The tools were made frictionless. The templates were optimised for reach. The language was seductive. “Boost post.” “Promote reel.” “Reach more people.” One-click interfaces that make selling your child’s face feel like uploading a memory.

Zuckerberg didn’t need to walk into your house and ask for your child’s biometric data. You gave it to him. Every time you posted a giggle. A dance. A face. A happy birthday darling I am so proud of you now your eleven.

And when enough people did it, when enough parents turned their children’s lives into digital scrapbooks for strangers, when enough milestones were mapped to metadata, when enough faces became training fodder for surveillance tech that would eventually be sold back to the highest bidder, he turned it into an empire.

Not just social media. A global archive of childhood. An unpaid, unregulated, 24/7 biometric feed of growing bodies and forming minds. A databank so rich in behavioural cues, facial recognition, voice patterns, emotional triggers, and geographic habits that it makes traditional intelligence agencies look amateur.

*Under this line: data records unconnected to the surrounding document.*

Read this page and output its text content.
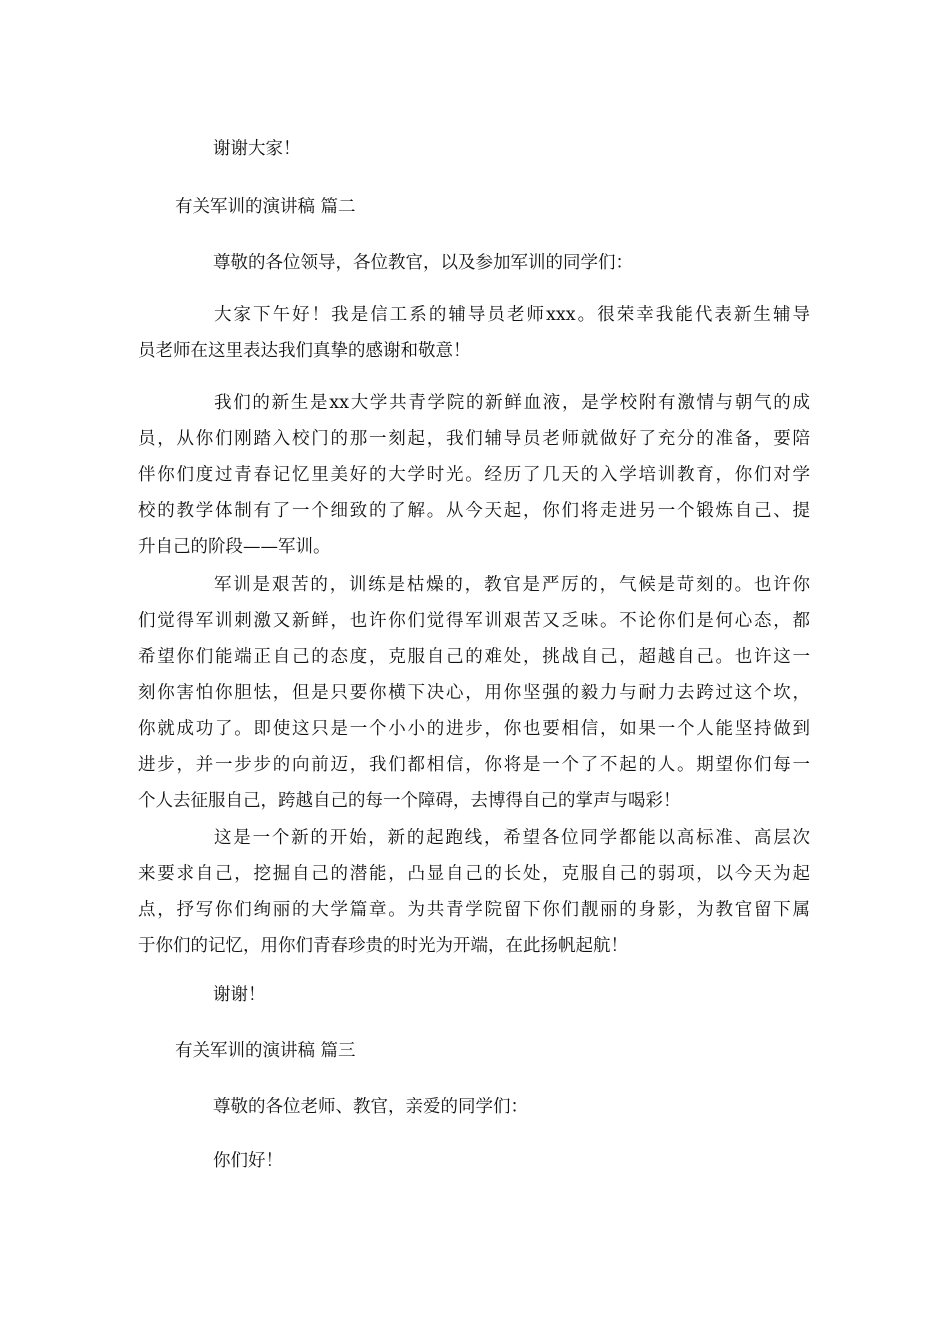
谢谢大家！

有关军训的演讲稿 篇二

尊敬的各位领导，各位教官，以及参加军训的同学们：

大家下午好！我是信工系的辅导员老师xxx。很荣幸我能代表新生辅导
员老师在这里表达我们真挚的感谢和敬意！
我们的新生是xx大学共青学院的新鲜血液，是学校附有激情与朝气的成
员，从你们刚踏入校门的那一刻起，我们辅导员老师就做好了充分的准备，要陪
伴你们度过青春记忆里美好的大学时光。经历了几天的入学培训教育，你们对学
校的教学体制有了一个细致的了解。从今天起，你们将走进另一个锻炼自己、提
升自己的阶段——军训。
军训是艰苦的，训练是枯燥的，教官是严厉的，气候是苛刻的。也许你
们觉得军训刺激又新鲜，也许你们觉得军训艰苦又乏味。不论你们是何心态，都
希望你们能端正自己的态度，克服自己的难处，挑战自己，超越自己。也许这一
刻你害怕你胆怯，但是只要你横下决心，用你坚强的毅力与耐力去跨过这个坎，
你就成功了。即使这只是一个小小的进步，你也要相信，如果一个人能坚持做到
进步，并一步步的向前迈，我们都相信，你将是一个了不起的人。期望你们每一
个人去征服自己，跨越自己的每一个障碍，去博得自己的掌声与喝彩！
这是一个新的开始，新的起跑线，希望各位同学都能以高标准、高层次
来要求自己，挖掘自己的潜能，凸显自己的长处，克服自己的弱项，以今天为起
点，抒写你们绚丽的大学篇章。为共青学院留下你们靓丽的身影，为教官留下属
于你们的记忆，用你们青春珍贵的时光为开端，在此扬帆起航！

谢谢！

有关军训的演讲稿 篇三

尊敬的各位老师、教官，亲爱的同学们：

你们好！
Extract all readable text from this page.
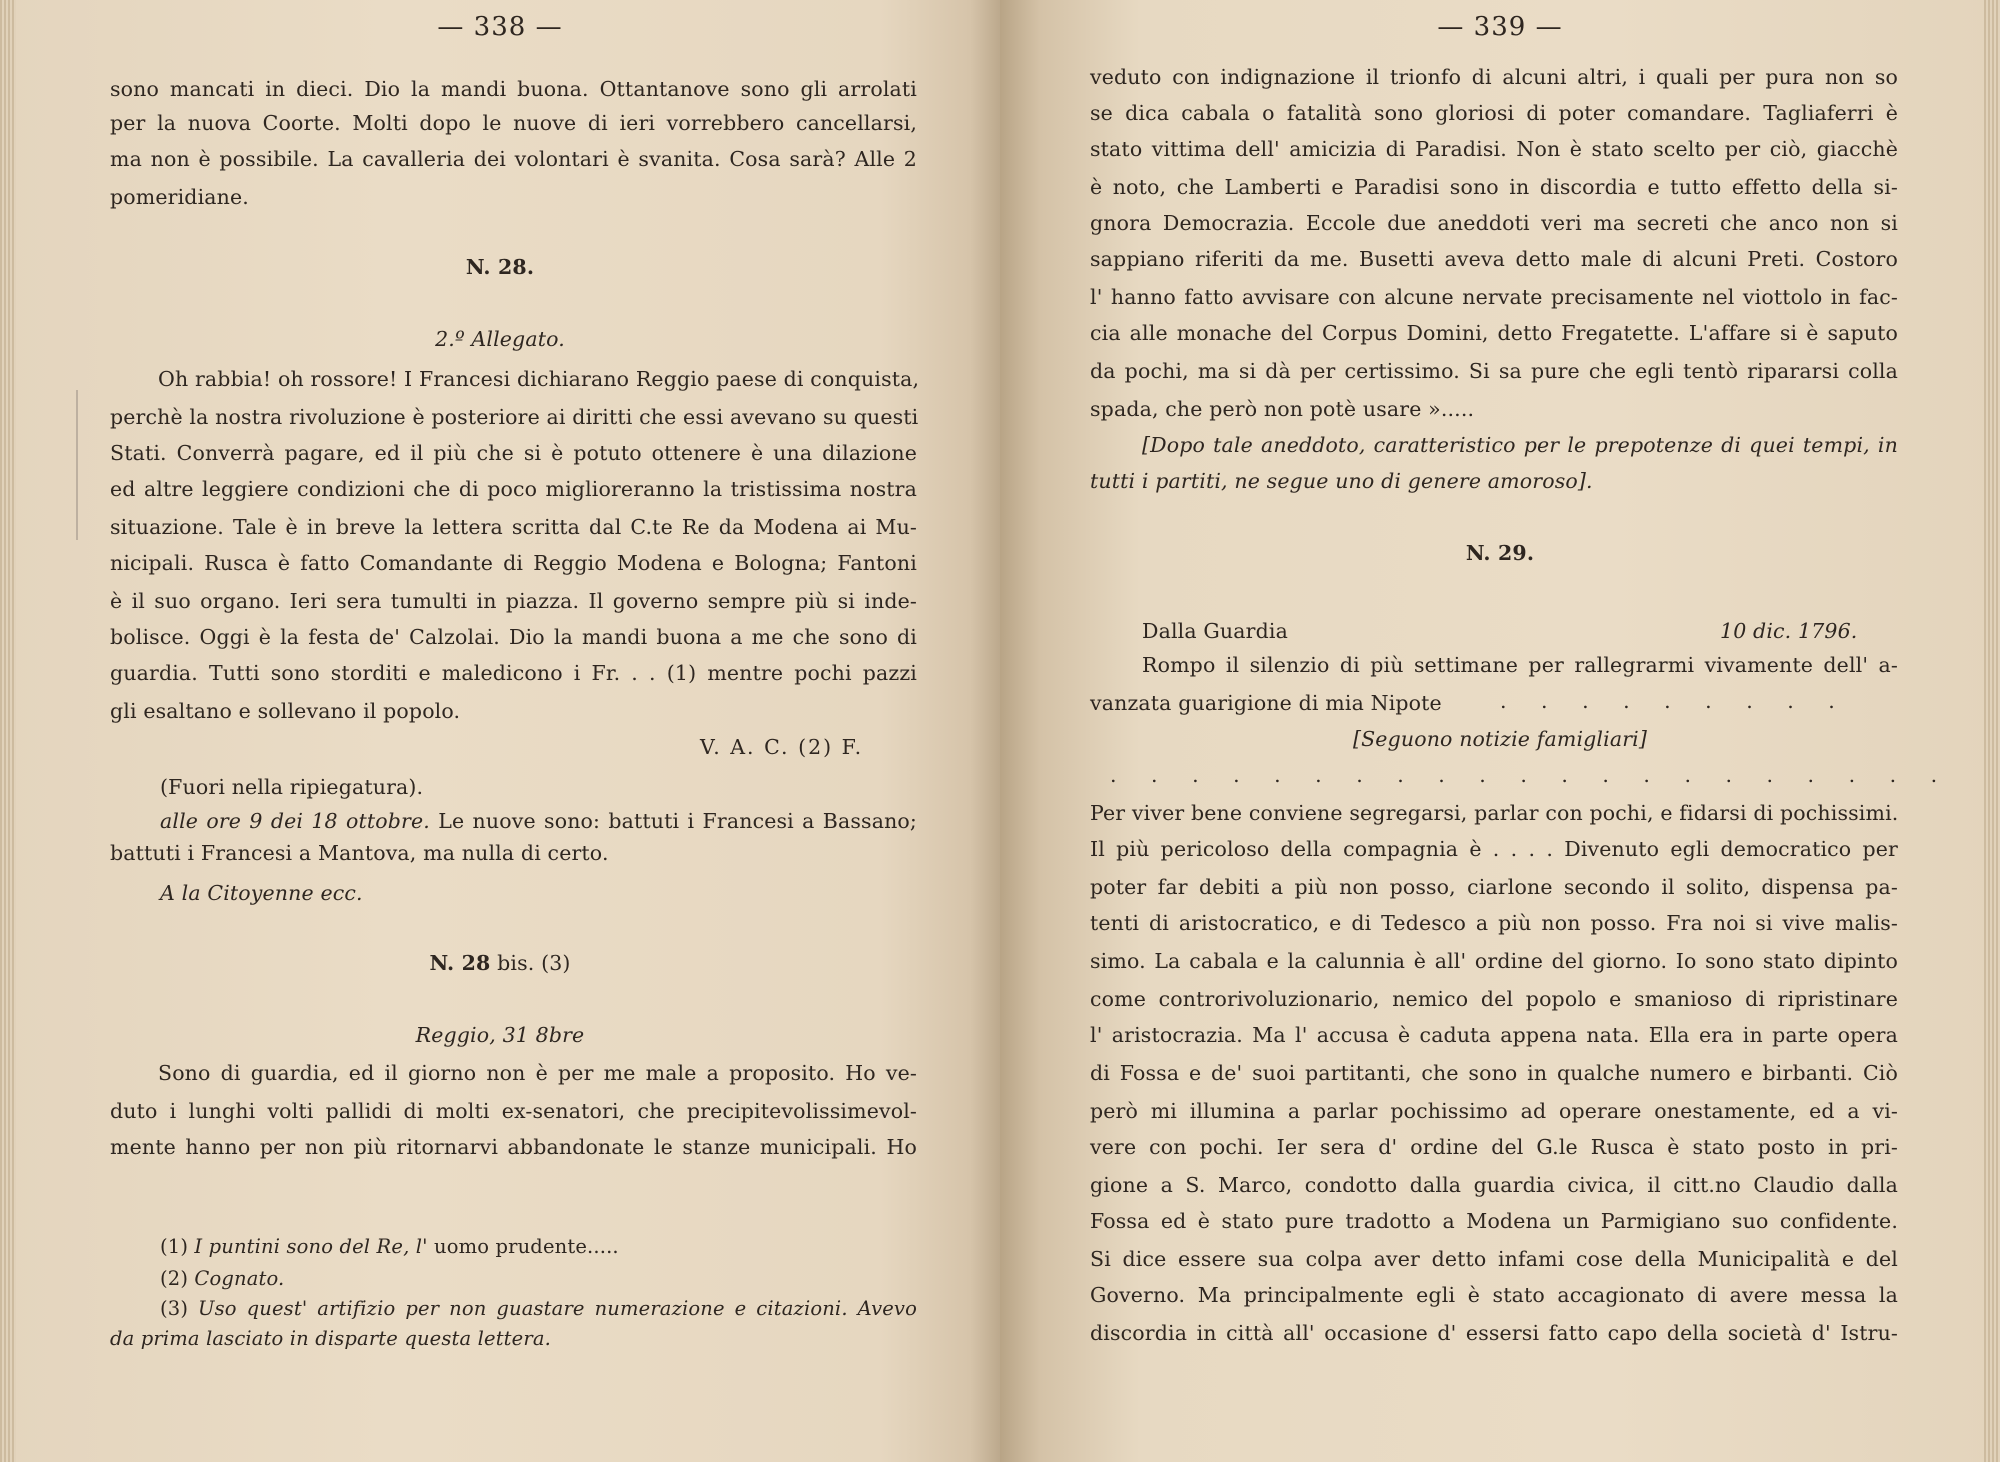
— 338 —
sono mancati in dieci. Dio la mandi buona. Ottantanove sono gli arrolati
per la nuova Coorte. Molti dopo le nuove di ieri vorrebbero cancellarsi,
ma non è possibile. La cavalleria dei volontari è svanita. Cosa sarà? Alle 2
pomeridiane.
N. 28.
2.º Allegato.
Oh rabbia! oh rossore! I Francesi dichiarano Reggio paese di conquista,
perchè la nostra rivoluzione è posteriore ai diritti che essi avevano su questi
Stati. Converrà pagare, ed il più che si è potuto ottenere è una dilazione
ed altre leggiere condizioni che di poco miglioreranno la tristissima nostra
situazione. Tale è in breve la lettera scritta dal C.te Re da Modena ai Mu-
nicipali. Rusca è fatto Comandante di Reggio Modena e Bologna; Fantoni
è il suo organo. Ieri sera tumulti in piazza. Il governo sempre più si inde-
bolisce. Oggi è la festa de' Calzolai. Dio la mandi buona a me che sono di
guardia. Tutti sono storditi e maledicono i Fr. . . (1) mentre pochi pazzi
gli esaltano e sollevano il popolo.
V. A. C. (2) F.
(Fuori nella ripiegatura).
alle ore 9 dei 18 ottobre. Le nuove sono: battuti i Francesi a Bassano;
battuti i Francesi a Mantova, ma nulla di certo.
A la Citoyenne ecc.
N. 28 bis. (3)
Reggio, 31 8bre
Sono di guardia, ed il giorno non è per me male a proposito. Ho ve-
duto i lunghi volti pallidi di molti ex-senatori, che precipitevolissimevol-
mente hanno per non più ritornarvi abbandonate le stanze municipali. Ho
(1) I puntini sono del Re, l' uomo prudente.....
(2) Cognato.
(3) Uso quest' artifizio per non guastare numerazione e citazioni. Avevo
da prima lasciato in disparte questa lettera.
— 339 —
veduto con indignazione il trionfo di alcuni altri, i quali per pura non so
se dica cabala o fatalità sono gloriosi di poter comandare. Tagliaferri è
stato vittima dell' amicizia di Paradisi. Non è stato scelto per ciò, giacchè
è noto, che Lamberti e Paradisi sono in discordia e tutto effetto della si-
gnora Democrazia. Eccole due aneddoti veri ma secreti che anco non si
sappiano riferiti da me. Busetti aveva detto male di alcuni Preti. Costoro
l' hanno fatto avvisare con alcune nervate precisamente nel viottolo in fac-
cia alle monache del Corpus Domini, detto Fregatette. L'affare si è saputo
da pochi, ma si dà per certissimo. Si sa pure che egli tentò ripararsi colla
spada, che però non potè usare ».....
[Dopo tale aneddoto, caratteristico per le prepotenze di quei tempi, in
tutti i partiti, ne segue uno di genere amoroso].
N. 29.
Dalla Guardia	10 dic. 1796.
Rompo il silenzio di più settimane per rallegrarmi vivamente dell' a-
vanzata guarigione di mia Nipote	. . . . . . . . .
[Seguono notizie famigliari]
. . . . . . . . . . . . . . . . . . . . .
Per viver bene conviene segregarsi, parlar con pochi, e fidarsi di pochissimi.
Il più pericoloso della compagnia è . . . . Divenuto egli democratico per
poter far debiti a più non posso, ciarlone secondo il solito, dispensa pa-
tenti di aristocratico, e di Tedesco a più non posso. Fra noi si vive malis-
simo. La cabala e la calunnia è all' ordine del giorno. Io sono stato dipinto
come controrivoluzionario, nemico del popolo e smanioso di ripristinare
l' aristocrazia. Ma l' accusa è caduta appena nata. Ella era in parte opera
di Fossa e de' suoi partitanti, che sono in qualche numero e birbanti. Ciò
però mi illumina a parlar pochissimo ad operare onestamente, ed a vi-
vere con pochi. Ier sera d' ordine del G.le Rusca è stato posto in pri-
gione a S. Marco, condotto dalla guardia civica, il citt.no Claudio dalla
Fossa ed è stato pure tradotto a Modena un Parmigiano suo confidente.
Si dice essere sua colpa aver detto infami cose della Municipalità e del
Governo. Ma principalmente egli è stato accagionato di avere messa la
discordia in città all' occasione d' essersi fatto capo della società d' Istru-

And no one hacked it. No one stole it. You uploaded it yourself.

Not because you didn’t care. Because you didn’t know.

You thought you were sharing with friends. You were training the next generation of AI.

You thought you were documenting their youth. You were feeding a system that will one day sell them back to themselves.

And by the time they’re old enough to opt out, they’ll already be profiled, predicted, and placed in a box. Not because of anything they did, but because of what we posted before they even understood what privacy meant.

This is the empire. And we are the builders.